Tann v. Service Distributors, Inc., 56 F.R.D. 593, 598 (E.D. Pa. 1972), aff'd mem., 481 F.2d 1399 (3d Cir. 1973), explains the governing principles in this area quite succinctly:
Damages assessed by a jury are not to be set aside unless shocking to the judicial conscience or so grossly inadequate as to constitute a miscarriage of justice, Coleman v. Quaker State Coca-Cola Bottling Co., 328 F. Supp. 314 (E.D. Pa. 1971); Peterson v. Calmar Steamship Corp., 296 F. Supp. 8 (E.D. Pa. 1969), or unless the jury's award indicates caprice or mistake or a clear abuse of its fact-finding discretion or the clear influence of partiality, corruption, passion, prejudice, or a misconception of the law, Mainelli v. Haberstroh, 237 F. Supp. 190 (M.D. Pa. 1964), aff'd per curiam, 344 F.2d 965 (3d Cir. 1965). The trial judge should be extremely reluctant to interfere with the time-honored power of the jury, in the exercise of its collective judgment, to assess the damages sustained by the plaintiff.
Appellate review of damage awards for inadequacy is even narrower than the standard set forth above; generally it is limited to ascertaining whether the trial court's refusal to order a new trial on this ground amounts to an abuse of discretion. See, e.g., Pellegrin v. J. Ray McDermott and Co., Inc., 504 F.2d 884, 885 (5th Cir. 1974) (per curiam).
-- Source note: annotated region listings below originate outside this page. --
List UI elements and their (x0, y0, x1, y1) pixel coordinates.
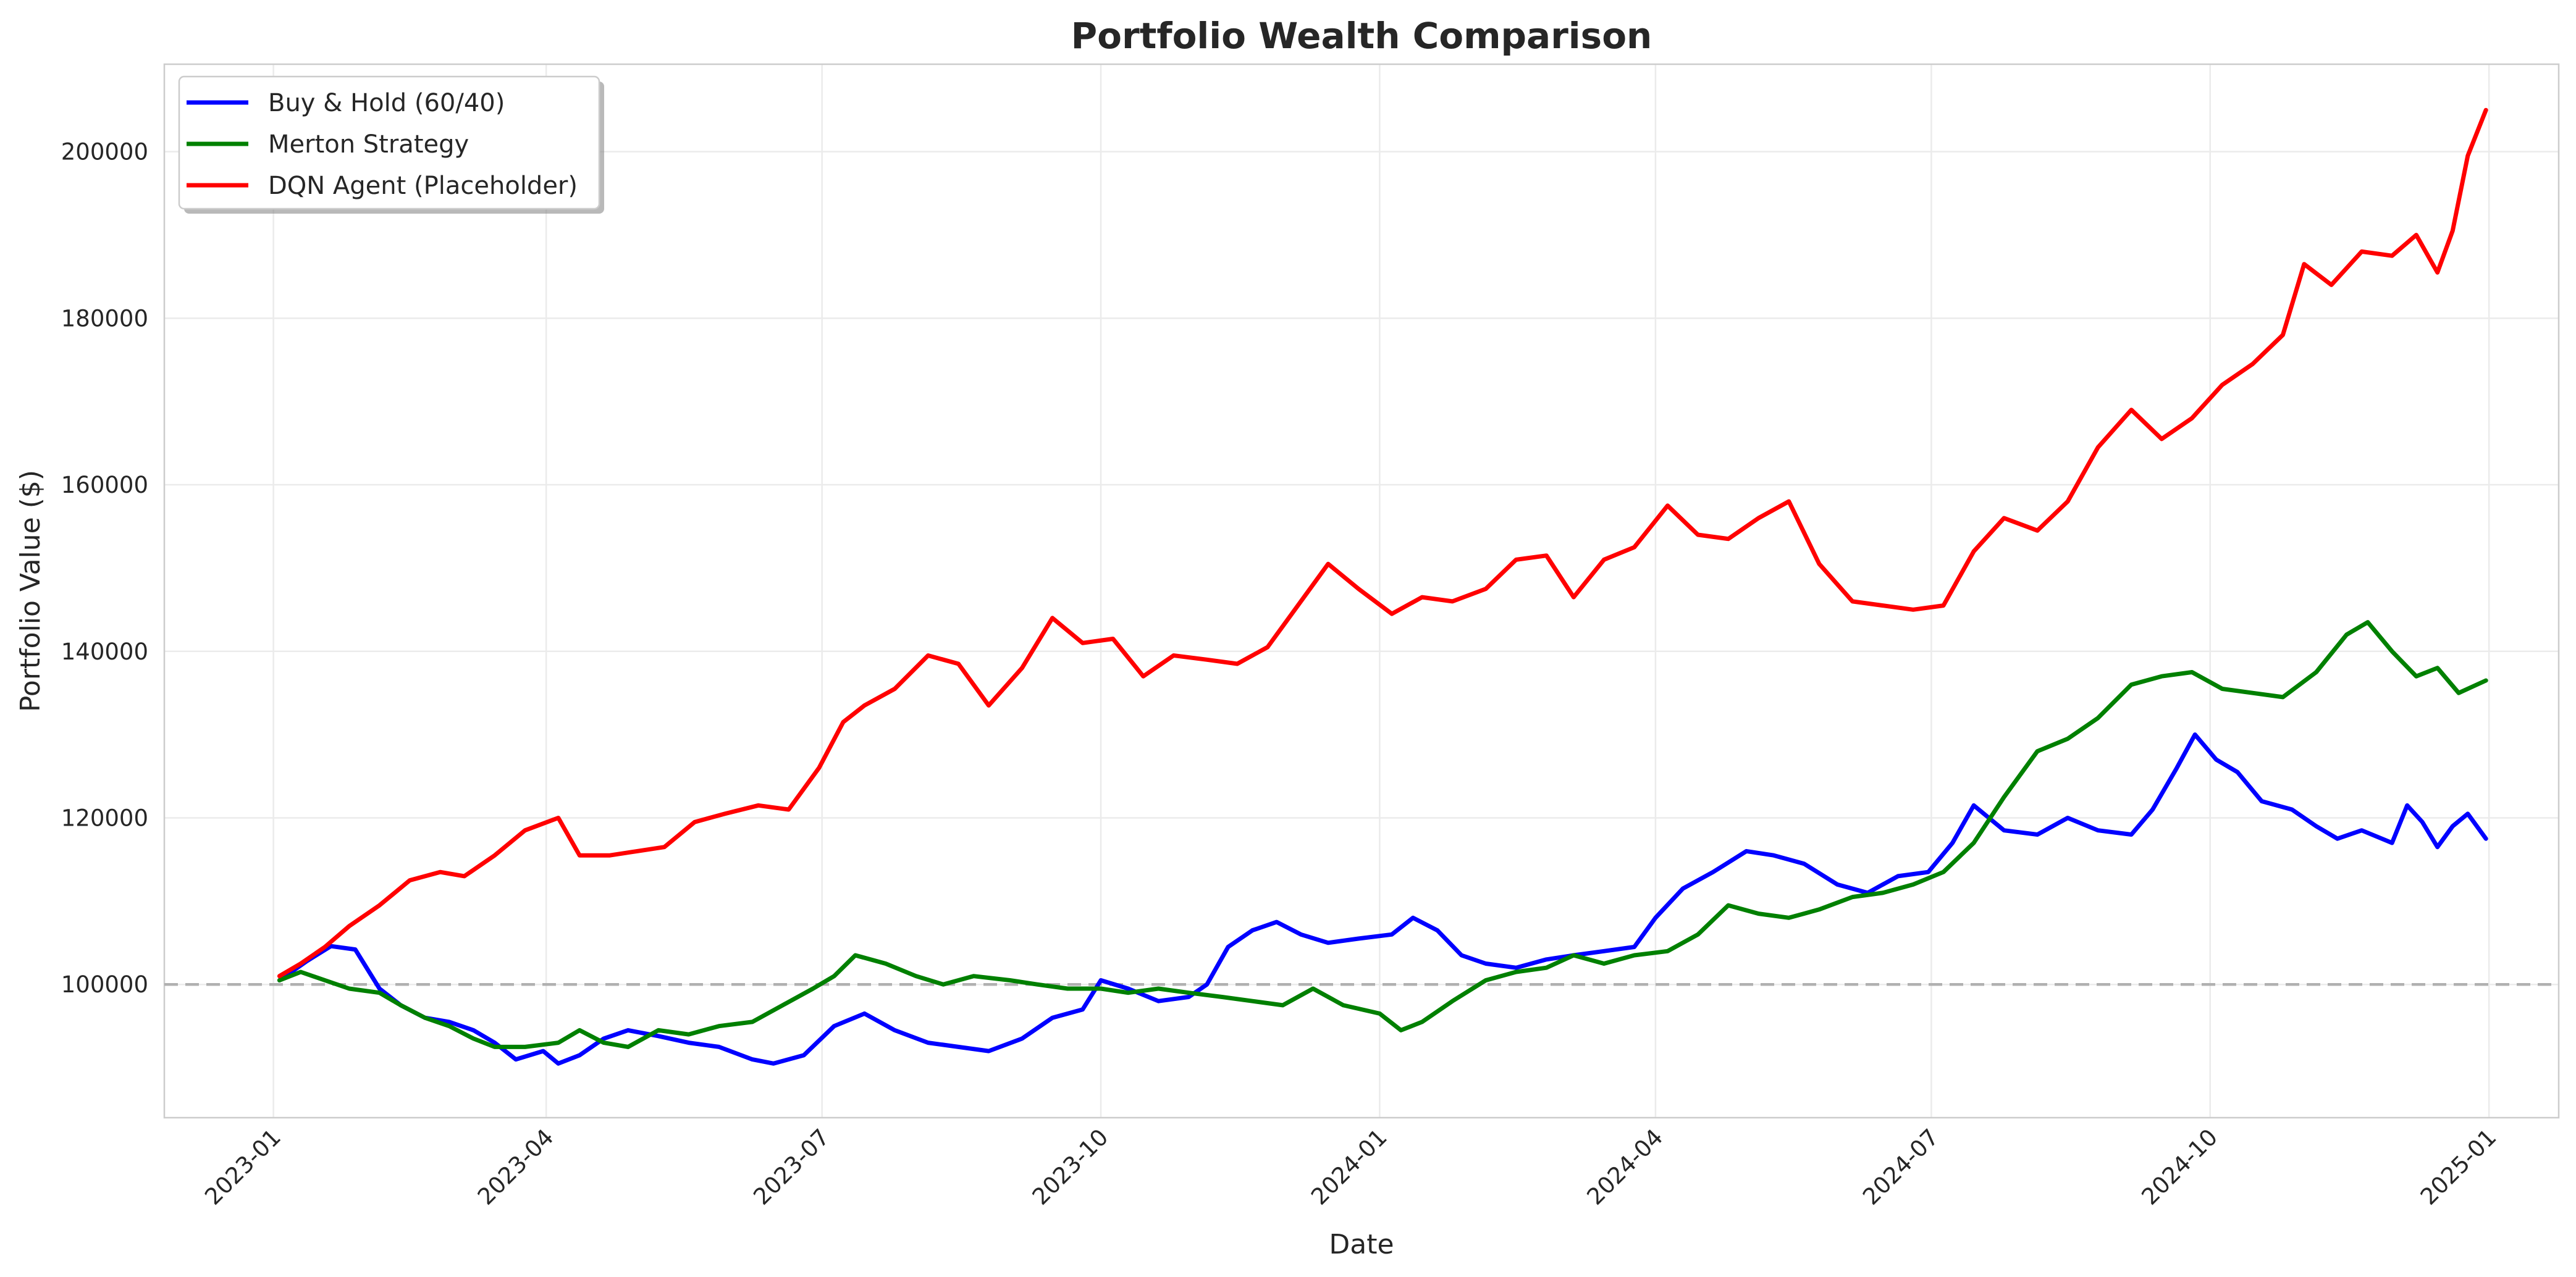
y-tick-label: 160000 (61, 472, 148, 498)
series-line-3 (277, 107, 2488, 979)
y-tick-label: 100000 (61, 971, 148, 998)
legend-box (178, 75, 600, 210)
chart-title: Portfolio Wealth Comparison (1071, 15, 1652, 57)
y-tick-label: 180000 (61, 305, 148, 332)
series-line-1 (277, 732, 2488, 1066)
legend-label: DQN Agent (Placeholder) (268, 172, 578, 200)
legend-label: Merton Strategy (268, 130, 469, 159)
plot-area (163, 63, 2560, 1119)
series-line-2 (277, 620, 2488, 1049)
legend: Buy & Hold (60/40) Merton Strategy DQN Age… (178, 75, 604, 214)
y-axis-label: Portfolio Value ($) (15, 470, 46, 712)
x-axis-label: Date (1329, 1229, 1394, 1260)
series-lines (277, 107, 2488, 1066)
y-tick-label: 140000 (61, 638, 148, 665)
y-tick-label: 200000 (61, 139, 148, 165)
y-tick-label: 120000 (61, 805, 148, 831)
legend-label: Buy & Hold (60/40) (268, 89, 505, 117)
The primary injury suffered by Smith was a depressed skull fracture resulting from the blackjack blow inflicted by Lees. Plaintiff sought to prove through the testimony of his medical experts that the blow to the head had caused permanent brain damage which disabled Smith, who was only 39 years of age at the time of the incident, from engaging in any substantial gainful employment for the rest of his life. If this had been the only evidence and if the jury had believed it,
the $32,500. would, indeed, have been an extremely low damage award. However this was not the case.
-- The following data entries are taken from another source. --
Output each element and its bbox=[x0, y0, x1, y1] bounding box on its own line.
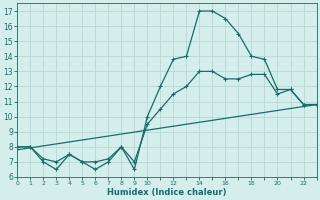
X-axis label: Humidex (Indice chaleur): Humidex (Indice chaleur) bbox=[107, 188, 227, 197]
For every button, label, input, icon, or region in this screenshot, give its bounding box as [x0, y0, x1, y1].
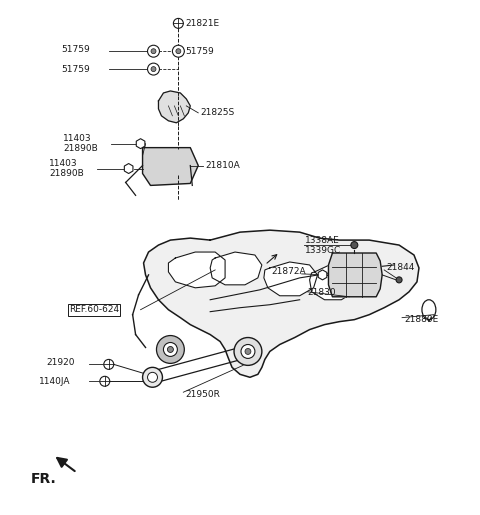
Polygon shape	[124, 164, 133, 174]
Text: FR.: FR.	[31, 472, 57, 486]
Circle shape	[173, 19, 183, 28]
Text: 1338AE: 1338AE	[305, 235, 339, 245]
Circle shape	[143, 367, 162, 387]
Polygon shape	[143, 148, 198, 185]
Polygon shape	[158, 91, 190, 123]
Circle shape	[100, 376, 110, 386]
Circle shape	[351, 242, 358, 249]
Circle shape	[172, 45, 184, 57]
Circle shape	[168, 347, 173, 352]
Text: 21821E: 21821E	[185, 19, 219, 28]
Text: 51759: 51759	[185, 47, 214, 56]
Circle shape	[176, 49, 181, 54]
Text: 1140JA: 1140JA	[39, 377, 71, 386]
Circle shape	[151, 66, 156, 72]
Text: 21830: 21830	[308, 288, 336, 297]
Polygon shape	[136, 139, 145, 149]
Circle shape	[234, 337, 262, 365]
Polygon shape	[328, 253, 382, 297]
Circle shape	[245, 349, 251, 354]
Circle shape	[151, 49, 156, 54]
Polygon shape	[318, 270, 327, 280]
Text: 21844: 21844	[386, 264, 415, 272]
Text: 11403: 11403	[63, 134, 92, 143]
Circle shape	[147, 63, 159, 75]
Polygon shape	[264, 262, 318, 296]
Polygon shape	[310, 265, 357, 300]
Text: 21920: 21920	[46, 358, 74, 367]
Circle shape	[241, 345, 255, 358]
Ellipse shape	[422, 300, 436, 320]
Circle shape	[147, 372, 157, 382]
Text: 21872A: 21872A	[272, 267, 306, 277]
Text: 21950R: 21950R	[185, 390, 220, 399]
Text: 51759: 51759	[61, 45, 90, 54]
Text: REF.60-624: REF.60-624	[69, 305, 119, 314]
Circle shape	[164, 342, 178, 356]
Text: 21880E: 21880E	[404, 315, 438, 324]
Text: 11403: 11403	[49, 159, 78, 168]
Circle shape	[156, 336, 184, 364]
Polygon shape	[168, 252, 225, 288]
Text: 21810A: 21810A	[205, 161, 240, 170]
Polygon shape	[210, 252, 262, 285]
Text: 1339GC: 1339GC	[305, 246, 341, 254]
Text: 51759: 51759	[61, 64, 90, 74]
Circle shape	[104, 359, 114, 369]
Polygon shape	[144, 230, 419, 377]
Text: 21825S: 21825S	[200, 108, 235, 117]
Text: 21890B: 21890B	[63, 144, 98, 153]
Circle shape	[147, 45, 159, 57]
Text: 21890B: 21890B	[49, 169, 84, 178]
Circle shape	[396, 277, 402, 283]
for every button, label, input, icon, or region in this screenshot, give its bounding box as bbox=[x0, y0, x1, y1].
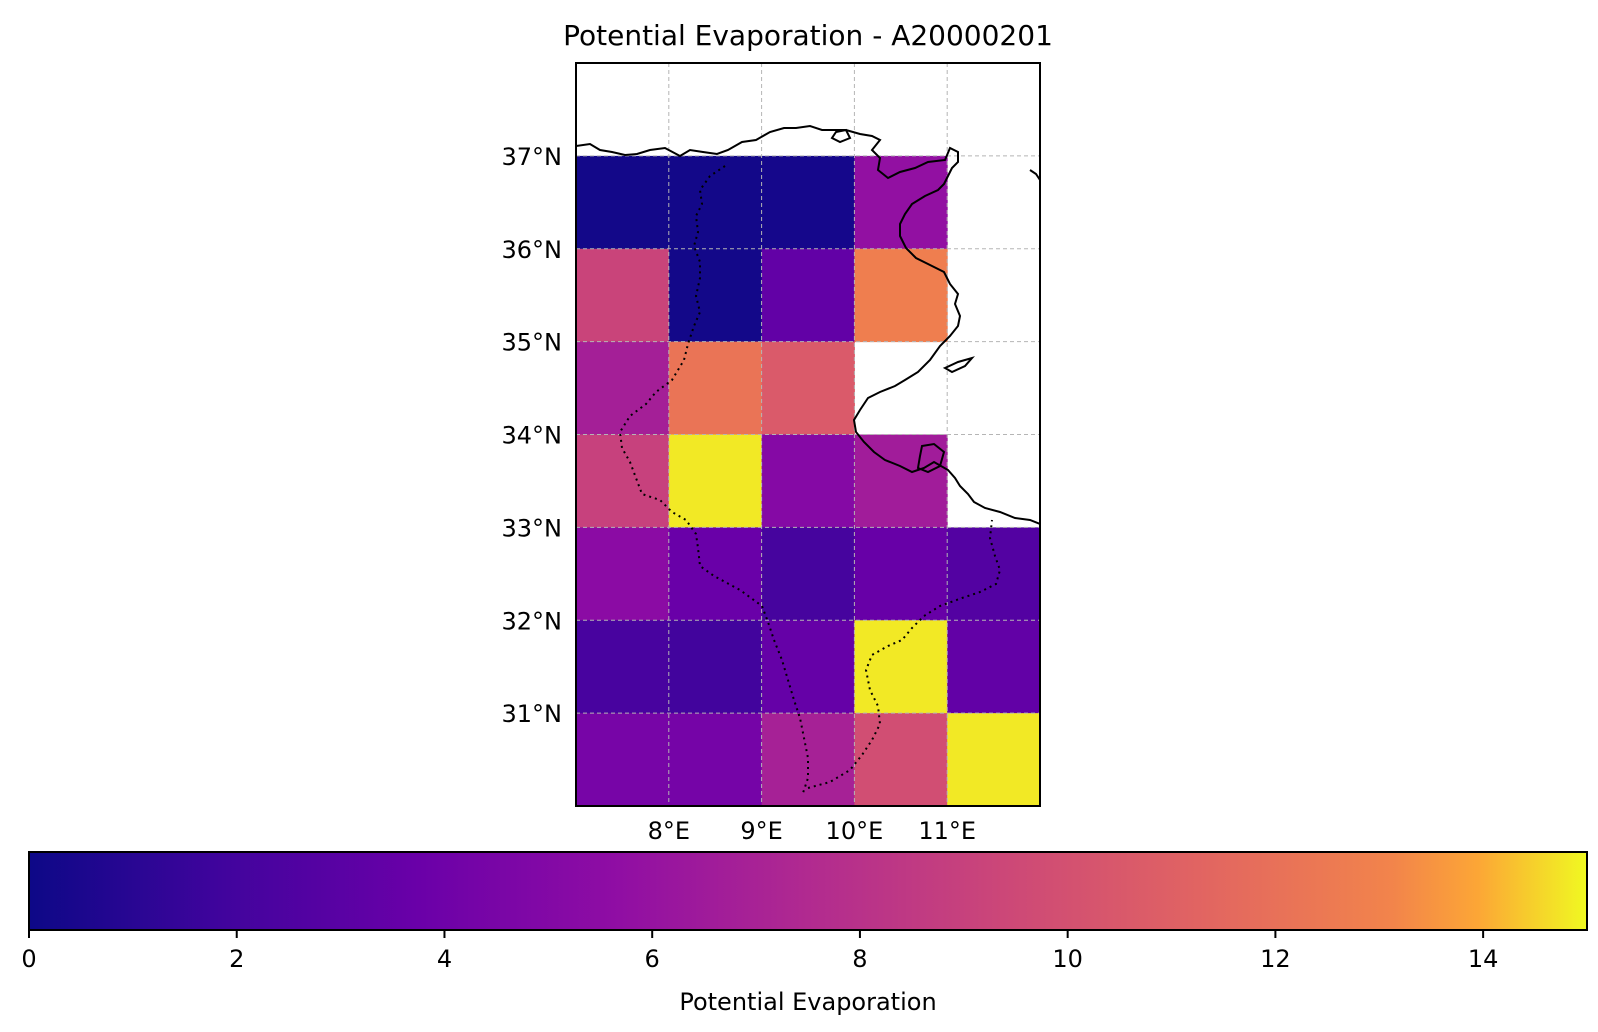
colorbar-tick-label: 2 bbox=[229, 945, 244, 973]
latitude-tick-label: 34°N bbox=[502, 422, 563, 450]
heatmap-cell bbox=[761, 434, 855, 528]
heatmap-cell bbox=[947, 713, 1041, 807]
heatmap-cell bbox=[576, 155, 670, 250]
longitude-tick-label: 8°E bbox=[648, 817, 690, 845]
latitude-tick-label: 31°N bbox=[502, 700, 563, 728]
heatmap-cell bbox=[947, 527, 1041, 621]
latitude-tick-label: 33°N bbox=[502, 514, 563, 542]
heatmap-cell bbox=[854, 155, 948, 250]
heatmap-cell bbox=[761, 620, 855, 714]
latitude-tick-label: 37°N bbox=[502, 143, 563, 171]
colorbar-tick-label: 14 bbox=[1468, 945, 1499, 973]
map-frame bbox=[575, 62, 1041, 807]
heatmap-cell bbox=[668, 341, 763, 435]
heatmap-cell bbox=[576, 248, 670, 343]
colorbar bbox=[28, 851, 1588, 931]
longitude-tick-label: 11°E bbox=[918, 817, 976, 845]
chart-title: Potential Evaporation - A20000201 bbox=[563, 19, 1053, 52]
latitude-tick-label: 35°N bbox=[502, 329, 563, 357]
gridlines bbox=[576, 63, 1040, 806]
heatmap-cell bbox=[761, 341, 855, 435]
heatmap-cell bbox=[668, 620, 763, 714]
heatmap-cell bbox=[668, 248, 763, 343]
heatmap-cell bbox=[947, 620, 1041, 714]
heatmap-cell bbox=[761, 155, 855, 250]
colorbar-tick-label: 4 bbox=[437, 945, 452, 973]
colorbar-tick-label: 12 bbox=[1260, 945, 1291, 973]
latitude-tick-label: 36°N bbox=[502, 236, 563, 264]
colorbar-tick-label: 6 bbox=[645, 945, 660, 973]
heatmap-cells bbox=[576, 155, 1041, 807]
colorbar-label: Potential Evaporation bbox=[679, 988, 936, 1016]
heatmap-cell bbox=[668, 155, 763, 250]
heatmap-cell bbox=[576, 341, 670, 435]
heatmap-cell bbox=[761, 527, 855, 621]
heatmap-cell bbox=[668, 434, 763, 528]
longitude-tick-labels: 8°E 9°E 10°E 11°E bbox=[648, 817, 976, 845]
heatmap-cell bbox=[668, 713, 763, 807]
longitude-tick-label: 10°E bbox=[826, 817, 884, 845]
longitude-tick-label: 9°E bbox=[740, 817, 782, 845]
colorbar-tick-label: 8 bbox=[852, 945, 867, 973]
heatmap-cell bbox=[576, 620, 670, 714]
country-border bbox=[618, 165, 1002, 797]
heatmap-cell bbox=[854, 248, 948, 343]
colorbar-ticks: 0 2 4 6 8 10 12 14 bbox=[21, 930, 1498, 973]
heatmap-cell bbox=[668, 527, 763, 621]
latitude-tick-label: 32°N bbox=[502, 607, 563, 635]
heatmap-cell bbox=[576, 713, 670, 807]
heatmap-cell bbox=[576, 527, 670, 621]
heatmap-cell bbox=[854, 713, 948, 807]
colorbar-tick-label: 10 bbox=[1052, 945, 1083, 973]
latitude-tick-labels: 37°N 36°N 35°N 34°N 33°N 32°N 31°N bbox=[502, 143, 563, 728]
coastline bbox=[576, 124, 1040, 525]
heatmap-cell bbox=[854, 434, 948, 528]
heatmap-cell bbox=[854, 620, 948, 714]
heatmap-cell bbox=[761, 713, 855, 807]
colorbar-tick-label: 0 bbox=[21, 945, 36, 973]
heatmap-cell bbox=[761, 248, 855, 343]
heatmap-cell bbox=[854, 527, 948, 621]
heatmap-cell bbox=[576, 434, 670, 528]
The defendants did not seriously dispute that Smith had some intellectual inadequacy, but contended that that condition did not result from the blow inflicted by Lees. To prove this the defendants introduced evidence showing that, following a fairly short period of treatment and convalescence immediately after the incident, Smith returned to his job and worked for well over a year. This evidence also showed that the reason for Smith's employment termination was not his head injury, but because, after repeated warnings, he was intoxicated while at work. In addition, defendants' expert, Dr. Lord Lee-Benner, testified that medical records made prior to the incident in question showed that Smith had had an IQ of 80 and had just barely been able to function normally even before he suffered the fractured skull. Dr. Lee-Benner also stated that it was impossible to determine whether Smith had suffered brain damage from the skull fracture or whether it was caused by some other factor, such as a birth defect; that heavy drinking could account for Smith's intellectual inadequacies; and that in his opinion Smith was malingering and was capable of returning to gainful employment.
The jury was certainly entitled to accept or reject such testimony as it saw fit and on the basis of all the evidence presented on the damage issue, it can hardly be said that the jury's verdict of $32,500. is so inadequate as to "shock the conscience."
For all of the reasons stated above I conclude that plaintiff's appeal is frivolous and the motion to proceed on appeal in forma pauperis therefore is denied.
AND NOW, this 28th day of March, 1977, for the reasons stated in the foregoing opinion, plaintiffs' motion to proceed on appeal in forma pauperis is hereby denied.
BY THE COURT: J. William Ditter, Jr.